I am tasked with manipulating data obtained from 1258 unique surveys.
In terms of dimensions. 28 million individual observations (including NA) -8 columns (variables). object name : dat
The column/variable I am particularly interested in is education (edu). I want to get the length of NA and Non-NA values (for edu) for those studies by aggregating (data$edu ~ id_study)
So far, I have used this code to work out the number of studies which contain at least 1 or more entries on edu.
numbers <- aggregate(dat$edu ~ dat$id_study, data=dat, FUN=length)
I have the result I need for quantifying the numbers of unique id_study that have data on edu. This ticks box one.
Now I need to do the same for the unique id_study that have nothing at all on education. How do i do this?

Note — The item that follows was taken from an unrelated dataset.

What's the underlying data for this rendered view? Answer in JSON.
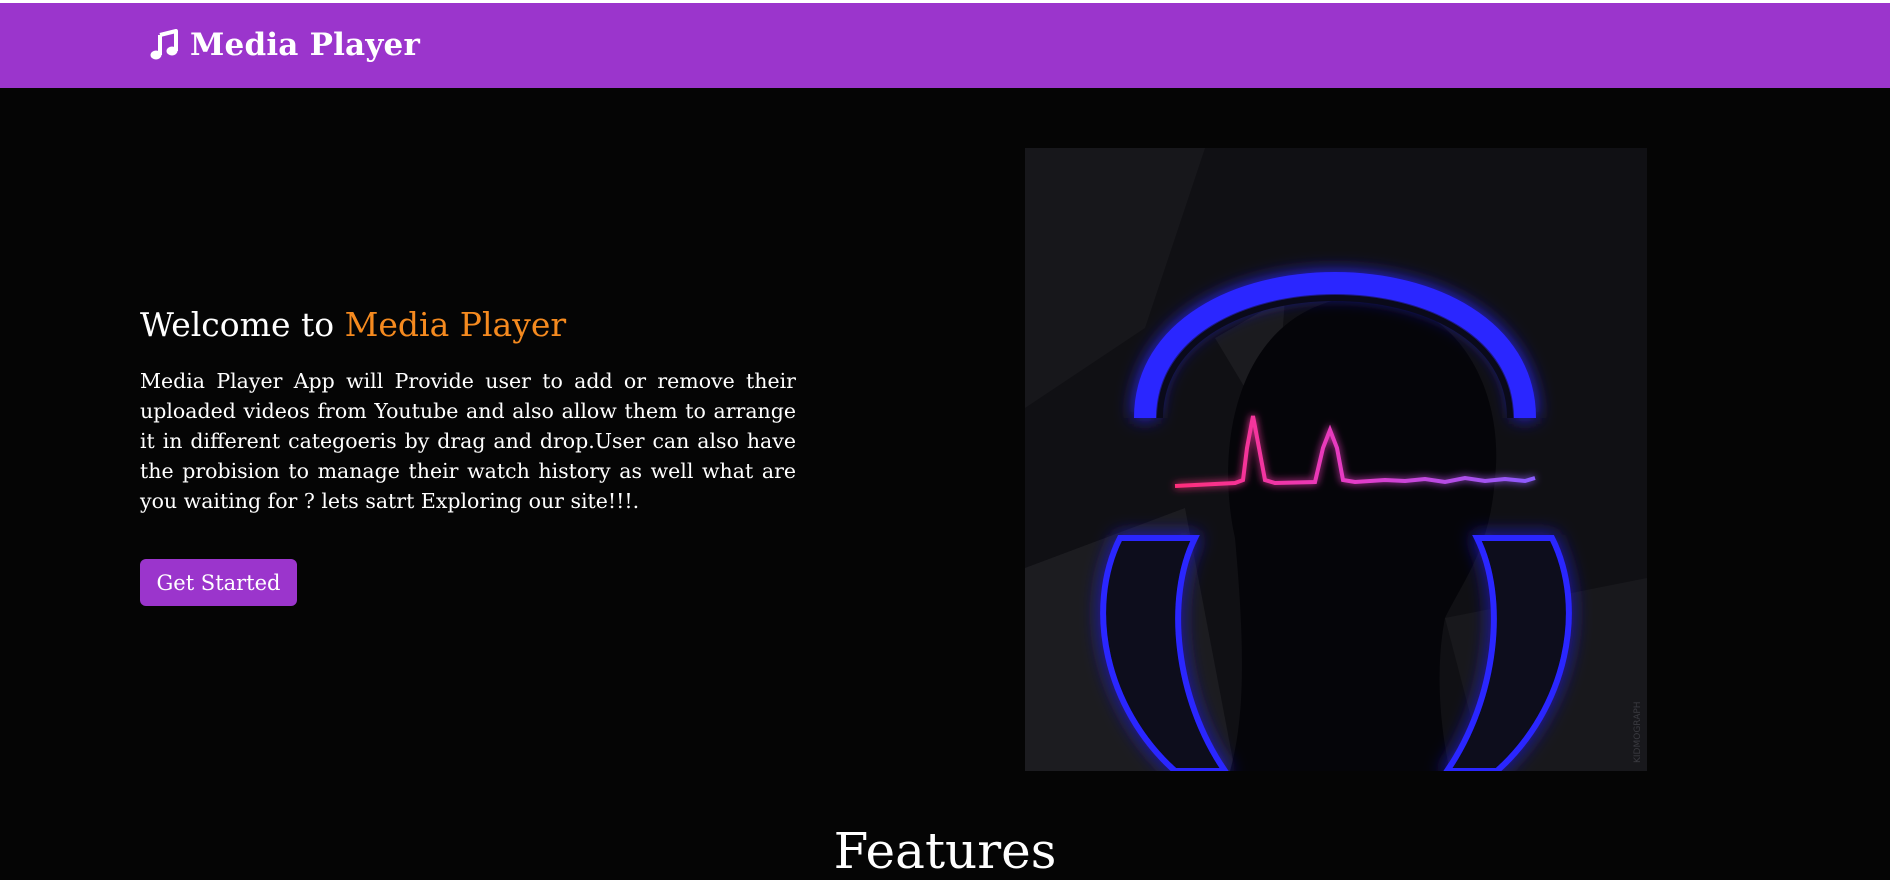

I've tried so many codes to work out the length of NAs for studies that do not have anything on edu.
aggregate_2 <- aggregate(dat$edu ~ id_study, data=dat, FUN=length(dat[!is.na(dat)]))
this does not work :(
Can anyone shed some light on this matter please?
thank you
EDIT ****** Just to clarify if i was not clear in my question. There are 1258 unique surveys/studies,(some surveys may be for multiple years, e.g ALB_2013 and ALB_2014 under id_study).
Out of these surveys, using equation 1 code and the code i put in the description, code 1, I worked out that 530 of these 1258 surveys provided >=1 individual observation under the edu column.
This must mean 728 Unique surveys did not provide any information at all under the edu. I want to work out the names of the 728 surveys and using a function, hopefully want to work out the length of NAs per survey which didn't provide any information at all.
I hope this makes sense.
id_study (name of the survey) id (survey id) column i'm interested in is "edu".